What is Work Study?:
Work-Study is a form of financial aid funded by the federal government that helps students meet educational expenses through part-time employment during the academic year. One common misconception about this program is that students study while on the job. Legally, the federal government stipulates work-study wages are paid only for hours worked. The program is designed to give students a working experience, they are not permitted to study while on the job.
Students are notified whether or not they have work-study on their Financial Aid Award Letter or by logging into SHUAwards.
Students have to complete a Work Application and submit it to the Office of Student Financial Assistance.
During the first week of school, work-study eligible students will receive a Referral Form in their SHU email. This form contains the awarded work-study amount, the recommended number of hours to work per week, the maximum number of hours for the academic year, and the hourly pay rate - which presently is $10.10 in Connecticut. If you don't receive this form, please check with the Office of Student Financial Assistance because your Work Application may be incomplete or not received. The Referral Form should be printed and brought with students when applying for jobs.

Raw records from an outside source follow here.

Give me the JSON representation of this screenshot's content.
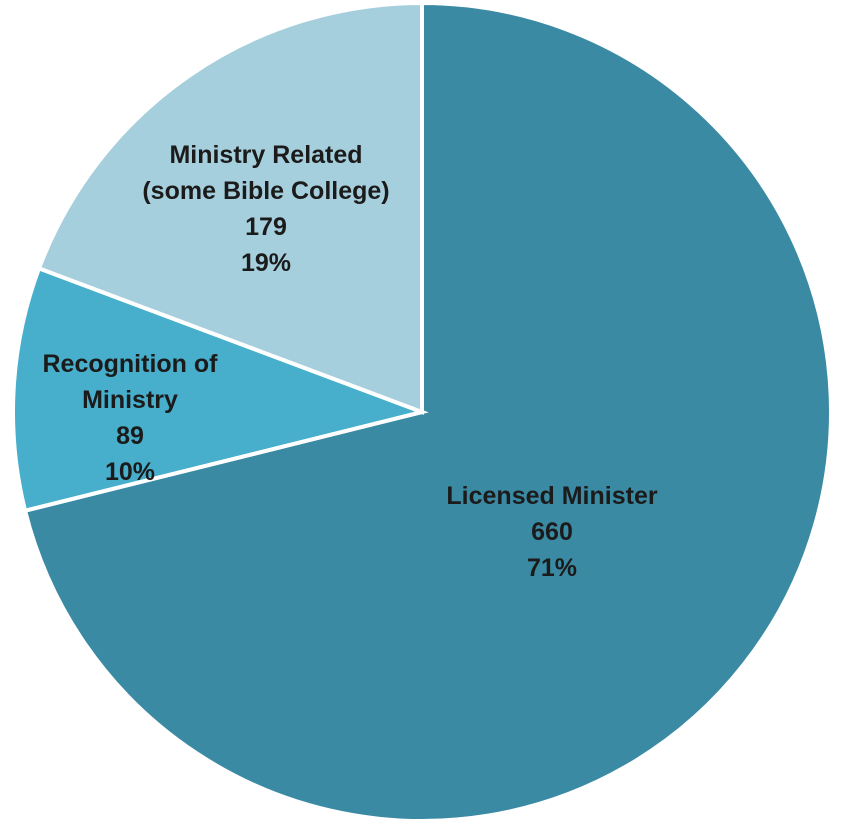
{
  "chart_data": {
    "type": "pie",
    "start_angle_deg": 0,
    "direction": "clockwise",
    "slices": [
      {
        "name": "Licensed Minister",
        "label_lines": [
          "Licensed Minister"
        ],
        "value": 660,
        "percent_label": "71%",
        "color": "#3b8aa4"
      },
      {
        "name": "Recognition of Ministry",
        "label_lines": [
          "Recognition of",
          "Ministry"
        ],
        "value": 89,
        "percent_label": "10%",
        "color": "#47aecb"
      },
      {
        "name": "Ministry Related (some Bible College)",
        "label_lines": [
          "Ministry Related",
          "(some Bible College)"
        ],
        "value": 179,
        "percent_label": "19%",
        "color": "#a6cfdd"
      }
    ],
    "legend": "none",
    "data_labels": "inside"
  }
}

If hired, the form must be completed and returned to the Office of Student Financial Assistance.
A complete list of available jobs is located online under Work-Study Job Postings and is activated just before the start of school. It is updated frequently as positions fill up quickly - students should contact departments as soon as possible. If an interview is scheduled, you should bring your class schedule and Referral Form with you. Under no circumstances should a student be hired and begin working until a completed Referral Form is submitted to the Office of Student Financial Assistance. Students cannot hold two work-study jobs at the same time.

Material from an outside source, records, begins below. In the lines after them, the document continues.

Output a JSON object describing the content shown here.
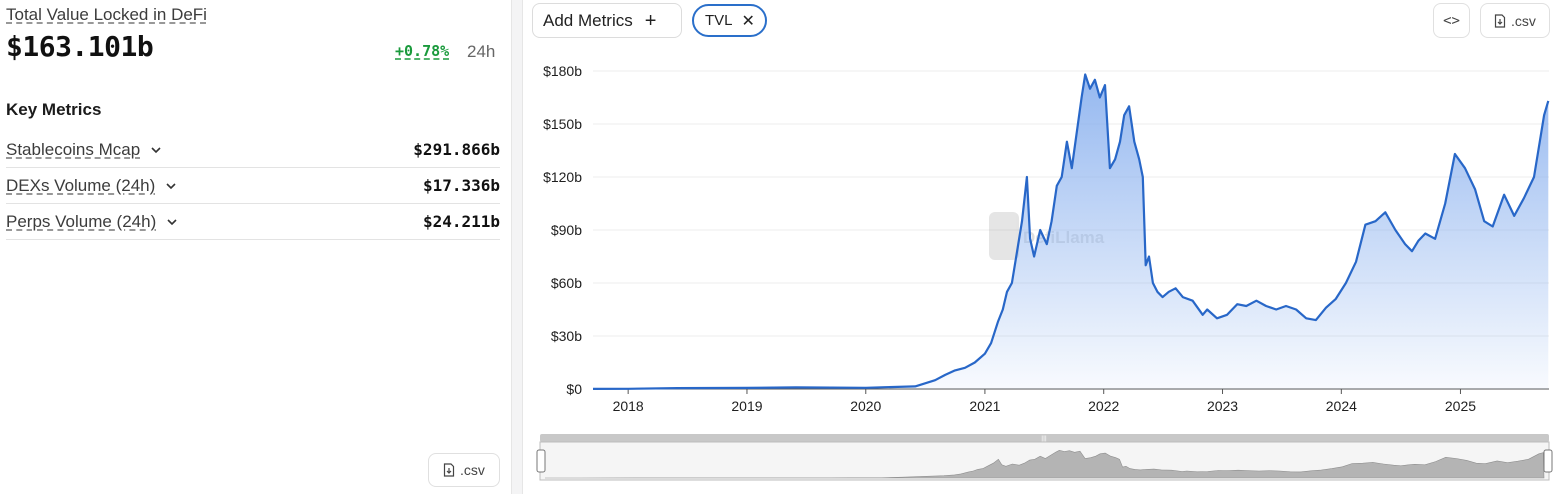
{
  "summary": {
    "title": "Total Value Locked in DeFi",
    "value": "$163.101b",
    "change": "+0.78%",
    "period": "24h"
  },
  "key_metrics": {
    "heading": "Key Metrics",
    "items": [
      {
        "label": "Stablecoins Mcap",
        "value": "$291.866b"
      },
      {
        "label": "DEXs Volume (24h)",
        "value": "$17.336b"
      },
      {
        "label": "Perps Volume (24h)",
        "value": "$24.211b"
      }
    ],
    "csv_label": ".csv"
  },
  "toolbar": {
    "add_metrics_label": "Add Metrics",
    "add_icon": "plus-icon",
    "active_metric": "TVL",
    "remove_icon": "close-icon",
    "embed_label": "<>",
    "csv_label": ".csv"
  },
  "colors": {
    "line": "#2867c8",
    "area_top": "#8fb4ef",
    "positive": "#1a9a3c"
  },
  "chart_data": {
    "type": "area",
    "title": "",
    "xlabel": "",
    "ylabel": "",
    "watermark": "DefiLlama",
    "x_ticks": [
      "2018",
      "2019",
      "2020",
      "2021",
      "2022",
      "2023",
      "2024",
      "2025"
    ],
    "y_ticks": [
      "$0",
      "$30b",
      "$60b",
      "$90b",
      "$120b",
      "$150b",
      "$180b"
    ],
    "ylim": [
      0,
      180
    ],
    "y_unit": "b USD",
    "grid": true,
    "legend": "none",
    "series": [
      {
        "x": [
          "2017-09-15",
          "2018-01-01",
          "2018-06-01",
          "2019-01-01",
          "2019-06-01",
          "2020-01-01",
          "2020-03-01",
          "2020-06-01",
          "2020-08-01",
          "2020-09-01",
          "2020-10-01",
          "2020-11-01",
          "2020-12-01",
          "2021-01-01",
          "2021-01-20",
          "2021-02-10",
          "2021-02-25",
          "2021-03-10",
          "2021-03-25",
          "2021-04-10",
          "2021-04-25",
          "2021-05-10",
          "2021-05-20",
          "2021-06-01",
          "2021-06-20",
          "2021-07-10",
          "2021-07-25",
          "2021-08-10",
          "2021-08-25",
          "2021-09-10",
          "2021-09-25",
          "2021-10-10",
          "2021-10-25",
          "2021-11-05",
          "2021-11-20",
          "2021-12-05",
          "2021-12-20",
          "2022-01-05",
          "2022-01-20",
          "2022-02-05",
          "2022-02-20",
          "2022-03-05",
          "2022-03-20",
          "2022-04-05",
          "2022-04-20",
          "2022-05-01",
          "2022-05-10",
          "2022-05-20",
          "2022-06-01",
          "2022-06-15",
          "2022-07-01",
          "2022-07-20",
          "2022-08-10",
          "2022-09-01",
          "2022-10-01",
          "2022-11-01",
          "2022-11-15",
          "2022-12-15",
          "2023-01-15",
          "2023-02-15",
          "2023-03-15",
          "2023-04-15",
          "2023-05-15",
          "2023-06-15",
          "2023-07-15",
          "2023-08-15",
          "2023-09-15",
          "2023-10-15",
          "2023-11-15",
          "2023-12-15",
          "2024-01-15",
          "2024-02-15",
          "2024-03-15",
          "2024-04-15",
          "2024-05-15",
          "2024-06-15",
          "2024-07-15",
          "2024-08-05",
          "2024-08-25",
          "2024-09-15",
          "2024-10-15",
          "2024-11-15",
          "2024-12-15",
          "2025-01-15",
          "2025-02-15",
          "2025-03-15",
          "2025-04-10",
          "2025-05-15",
          "2025-06-15",
          "2025-07-15",
          "2025-08-15",
          "2025-09-15",
          "2025-09-28"
        ],
        "y": [
          0.05,
          0.1,
          0.5,
          0.6,
          0.9,
          0.7,
          1.0,
          1.5,
          5.0,
          8.0,
          10.5,
          12.0,
          15.0,
          20.0,
          26.0,
          38.0,
          45.0,
          55.0,
          60.0,
          78.0,
          95.0,
          120.0,
          85.0,
          75.0,
          90.0,
          82.0,
          95.0,
          115.0,
          120.0,
          140.0,
          125.0,
          145.0,
          165.0,
          178.0,
          170.0,
          175.0,
          165.0,
          172.0,
          125.0,
          130.0,
          140.0,
          155.0,
          160.0,
          140.0,
          130.0,
          120.0,
          70.0,
          75.0,
          60.0,
          55.0,
          52.0,
          55.0,
          57.0,
          52.0,
          50.0,
          42.0,
          45.0,
          40.0,
          42.0,
          48.0,
          47.0,
          50.0,
          47.0,
          45.0,
          47.0,
          45.0,
          40.0,
          39.0,
          46.0,
          51.0,
          60.0,
          72.0,
          93.0,
          95.0,
          100.0,
          90.0,
          82.0,
          78.0,
          84.0,
          88.0,
          85.0,
          105.0,
          133.0,
          125.0,
          113.0,
          95.0,
          92.0,
          110.0,
          98.0,
          108.0,
          120.0,
          155.0,
          163.1
        ]
      }
    ]
  }
}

When the completed Referral Form is returned to the Office of Student Financial Assistance, the student is activated in Kronos within 48 to 72 hours. Kronos is an electronic timecard system that students utilize to track their hours each time they work. The hours are then sent to their supervisor to be approved for payment. Students are paid every other Friday.
Paychecks or Direct Deposit vouchers are ready for pick-up on paydays from the Payroll Department between 8:30am and 4:00pm (located on the 2nd floor of Melady Hall). We highly recommend Direct Deposit because if you do not pick up your check or voucher by the following Wednesday morning, they are mailed to your home address. Direct Deposit forms are included with the Work Application but you may also pick up the form in the Office of Student Financial Assistance. Direct Deposits can take up to two pay periods to be processed so, in the meantime, a paper check will be issued.
Frequently Asked Questions
How many hours may I work?
The work-study amount you are awarded represents the maximum you may earn over the course of the academic year. On your Referral Form your total award is broken down into recommended hours per week, this recommendation ensures your award to last until the end of the academic year. You may work more or less than the recommended hours, but be aware working more than the recommended hours each week will cause you to reach your maximum award sooner. It is a University policy that students not work more than 15 hours per week so their job does not interfere with their schoolwork.
What happens when I earn my full award amount?
It is the student's responsibility to keep track of their earnings. Your check/direct deposit voucher shows your year-to-date earnings. If you have reached and/or exceeded your awarded amount, your work-study is terminated and you cannot continue working. You will receive emails every two weeks of what remains of your work-study award.
The Family Educational Rights and Privacy Act (FERPA) is a federal law, enacted in 1974, that ensures the confidentiality of student records. As a student employee of Sacred Heart University, you should become familiar with some of the basic provisions of FERPA to make certain that you do not violate this federal law. FERPA violations may result in disciplinary action including, but not limited to, the loss of your job.
You must not, under any circumstances, release student information to anyone, unless your position specifically requires you to do so. You must refer any requests for information about a student to your supervisor to ensure that you do not violate FERPA.
You must avoid acquiring student record information that you do not need to do your job, and you may not exchange student information that you have learned while performing your job. Even a minor disclosure of information (e.g.: telling another student of someones class schedule) may be a FERPA violation and may result in disciplinary action. Any information you obtain on the job regarding students must remain in the workplace.